NPR's Soraya Sarhaddi Nelson is among a few journalists who've been given a sneak preview of the list by the presidential palace. Tell us, Soraya, are there any surprises in Karzai's choices?

SORAYA SARHADDI NELSON: Well, I think many people are surprised that he wants to keep on so many of the existing ministers, especially since he's been talking about change, about cleaning up corruption, that sort of thing. And also because he had to curry so much favor with people who are not necessarily desirable to the West or to Afghans, namely, former warlords and strongmen. So, the fact that there is going to be so much consistency going forward, at least if the parliament approves it, that's something that's sort of interesting to people here.

SIEGEL: Is he hearing criticism of that list from Afghanistan's international coalition partners?

SARHADDI NELSON: Well, so far they've remained mum because he actually has to present the list to parliament. But they are likely to be pleased about the fact that he's definitely kept on people that they favor, including the person who's in charge of police, the interior minister, as well as the defense minister, the finance minister. They may be less pleased about the fact that he's retained a former warlord who's now in charge of the water and electricity ministry here.

But Mr. Karzai has basically removed two ministers from the list who exist in the cabinet now. And these are two men who are accused of taking bribes and embezzlements. This is sort of seen as a nod to the West, who's really putting - and not just the West, but to his domestic constituents who are putting pressure on him to, in fact, deal with corruption.

SIEGEL: Having seen the list yourself, do you think that it's likely to please his key Afghan supporters?

SARHADDI NELSON: Well, it's interesting because he had to curry so much favor with former warlords and people who are not necessarily savory to the West or even to Afghans, for that matter. And you don't see too many of their names or even their supporters' names on the list. So, it's unlikely that they're going to be very thrilled with the list. But one thing that's important to note, Mr. Karzai says, in keeping the people that he wants to keep, that it's for now, that in other words it's not necessarily for the entire five year term. And so perhaps somewhere down the line, he will be bringing in more of these people who have helped him get reelected.

SIEGEL: And when he presents it to the parliament tomorrow, is it assumed that parliament ultimately will approve the list or is that at all in doubt?

SARHADDI NELSON: I think there will be some serious fighting. It's unclear whether or not it will be approved quickly and certainly before the winter recess, even though the pressure is on from the West to move things forward. Part of the problem is that some of the names, even that the West likes, members of parliament do not. For example, the foreign minister, Mr.

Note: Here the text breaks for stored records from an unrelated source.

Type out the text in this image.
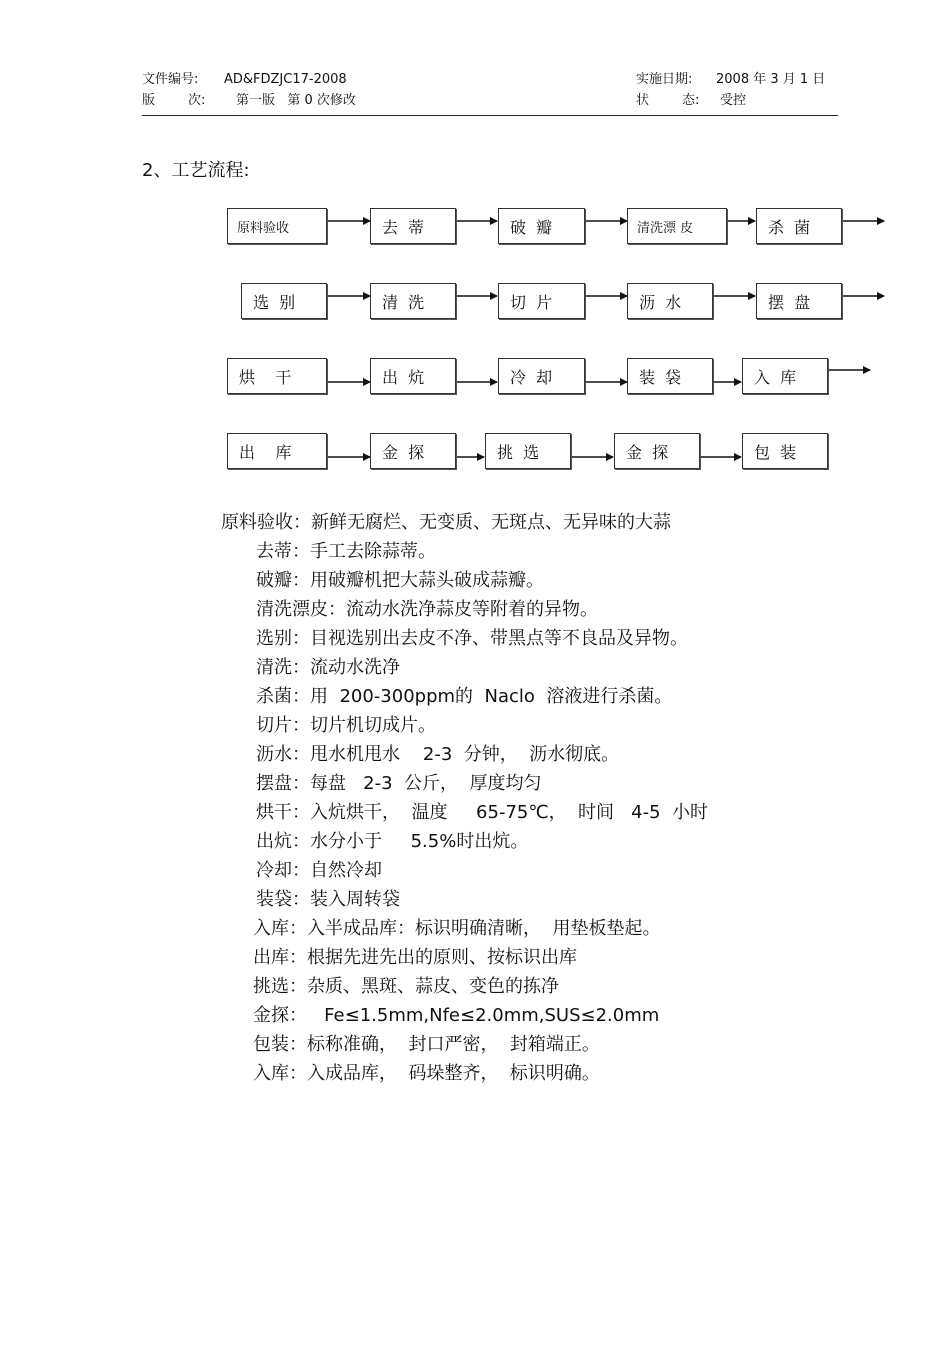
文件编号: AD&FDZJC17-2008	实施日期: 2008 年 3 月 1 日
版        次: 第一版   第 0 次修改	状        态: 受控
2、工艺流程:
原料验收	去  蒂	破  瓣	清洗漂 皮	杀  菌
选  别	清  洗	切  片	沥  水	摆  盘
烘    干	出  炕	冷  却	装  袋	入  库
出    库	金  探	挑  选	金  探	包  装
原料验收：新鲜无腐烂、无变质、无斑点、无异味的大蒜
去蒂：手工去除蒜蒂。
破瓣：用破瓣机把大蒜头破成蒜瓣。
清洗漂皮：流动水洗净蒜皮等附着的异物。
选别：目视选别出去皮不净、带黑点等不良品及异物。
清洗：流动水洗净
杀菌：用  200-300ppm的  Naclo  溶液进行杀菌。
切片：切片机切成片。
沥水：甩水机甩水    2-3  分钟，  沥水彻底。
摆盘：每盘   2-3  公斤，  厚度均匀
烘干：入炕烘干，  温度     65-75℃，  时间   4-5  小时
出炕：水分小于     5.5%时出炕。
冷却：自然冷却
装袋：装入周转袋
入库：入半成品库：标识明确清晰，  用垫板垫起。
出库：根据先进先出的原则、按标识出库
挑选：杂质、黑斑、蒜皮、变色的拣净
金探：   Fe≤1.5mm,Nfe≤2.0mm,SUS≤2.0mm
包装：标称准确，  封口严密，  封箱端正。
入库：入成品库，  码垛整齐，  标识明确。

Spanta, He is somebody who they had voted to impeach back in 2007.

And I think there are others in parliament who were hoping there would be more change, that there would be new faces and people who would help propel forward his anticorruption agenda and other things that some members of parliament would like to see.

SIEGEL: Thank you, Soraya.

SARHADDI NELSON: You're welcome.

SIEGEL: That's NPR's Soraya Sarhaddi Nelson speaking to us from Kabul.